Size of $L^{\infty}$ I am confused about the 'size' of $L^\infty$: 
One the one hand, when we consider $L^\infty(\Omega)$ and $\mu(\Omega)$ is finite (and $\mu$ some measure), then we have the inclusion $L^\infty \subset L^p$ for some $p \geq 1$. So $L^\infty$ is the 'smallest' of the $L^p$ spaces.
On the other hand, we know for arbitrary open $\Omega \subset \mathbb{R^n}$ that $L^\infty$ is not separable, so it is in some sense 'too big' to be approximated by a countable subset, but $L^p$ for $1 \leq p < \infty$ are separable.
I find this somewhat confusing. What am I missing or getting wrong? 
Thanks!
 A: What's going on here, is that the separability doesn't just tell you about the size of sets in the sense of set theoretic inclusions but also tells you something about the topology on that set. On a finite measure space, $L^\infty(\Omega)$ is continuously embedded in $L^p(\Omega)$ but it gets a very different topology than the one we would give it if we just thought of it as a subset of $L^p(\Omega)$. Now let me give some details of this.
For simplicity lets fix a finite measure space $(\Omega, \mathcal{F}, \mu)$ and consider $L^p(\Omega)$.
In this case, when considered as sets, $L^\infty(\Omega) \subset L^p(\Omega)$. So we could consider $L^\infty(\Omega)$ with the subspace topology induced by the $L^p(\Omega)$-norm. For this topology, $L^\infty(\Omega)$ would be separable (as a subspace of a separable space). Of course, we don't want to think of $L^\infty(\Omega)$ with the subspace topology because it comes with its own natural topology, the one induced by its usual norm!
In fact, the embedding $L^\infty(\Omega) \hookrightarrow L^p(\Omega)$ is even continuous since if $f \in L^\infty(\Omega)$ then $$\int_\Omega |f|^p d\mu \leq \mu(\Omega) \|f\|_\infty^p. $$
However, we don't have such an inequality going the other way. So whilst the embedding is continuous, it is not a homeomorphic embedding. 
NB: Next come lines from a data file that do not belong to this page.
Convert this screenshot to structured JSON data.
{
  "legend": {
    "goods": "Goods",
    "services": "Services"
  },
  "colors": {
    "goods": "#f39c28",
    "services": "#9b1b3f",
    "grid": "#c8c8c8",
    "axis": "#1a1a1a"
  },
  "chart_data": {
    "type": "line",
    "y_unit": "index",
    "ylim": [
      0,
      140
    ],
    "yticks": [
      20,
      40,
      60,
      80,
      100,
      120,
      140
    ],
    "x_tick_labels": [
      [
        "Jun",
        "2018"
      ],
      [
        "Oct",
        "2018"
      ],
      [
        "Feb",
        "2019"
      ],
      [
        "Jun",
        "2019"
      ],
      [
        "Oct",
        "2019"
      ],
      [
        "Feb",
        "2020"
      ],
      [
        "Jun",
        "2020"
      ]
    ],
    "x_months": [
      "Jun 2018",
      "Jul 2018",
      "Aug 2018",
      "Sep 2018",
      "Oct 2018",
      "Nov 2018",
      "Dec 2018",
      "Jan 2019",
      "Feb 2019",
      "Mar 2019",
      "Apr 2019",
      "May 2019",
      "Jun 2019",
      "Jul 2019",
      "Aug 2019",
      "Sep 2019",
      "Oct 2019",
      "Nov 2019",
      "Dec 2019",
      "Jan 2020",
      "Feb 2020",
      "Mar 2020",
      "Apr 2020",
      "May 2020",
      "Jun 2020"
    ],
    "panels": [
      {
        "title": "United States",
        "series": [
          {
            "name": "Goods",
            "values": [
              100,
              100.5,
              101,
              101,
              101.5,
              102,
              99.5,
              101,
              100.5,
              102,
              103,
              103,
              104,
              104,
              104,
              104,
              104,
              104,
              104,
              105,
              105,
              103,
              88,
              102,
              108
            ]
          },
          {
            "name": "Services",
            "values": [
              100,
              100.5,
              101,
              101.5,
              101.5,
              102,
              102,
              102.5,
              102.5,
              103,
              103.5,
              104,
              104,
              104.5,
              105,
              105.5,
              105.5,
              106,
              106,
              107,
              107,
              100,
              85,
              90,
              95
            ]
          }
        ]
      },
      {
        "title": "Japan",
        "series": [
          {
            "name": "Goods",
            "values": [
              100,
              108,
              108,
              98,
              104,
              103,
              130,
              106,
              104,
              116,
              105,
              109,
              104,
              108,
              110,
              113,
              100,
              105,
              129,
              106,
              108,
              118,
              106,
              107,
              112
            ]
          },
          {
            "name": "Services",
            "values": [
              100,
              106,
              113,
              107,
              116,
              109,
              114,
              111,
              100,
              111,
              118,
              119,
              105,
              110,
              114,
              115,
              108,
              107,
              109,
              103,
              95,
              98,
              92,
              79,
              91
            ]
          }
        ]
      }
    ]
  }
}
This means that the norm topology on $L^\infty(\Omega)$ is stronger than the one induced on $L^\infty(\Omega)$ by $L^p(\Omega)$ and so it is harder to approximate functions in this topology. The lack of separability of $L^\infty(\Omega)$ is a symptom of the fact that its inherent notion of approximation is much stronger, rather than of its 'size'.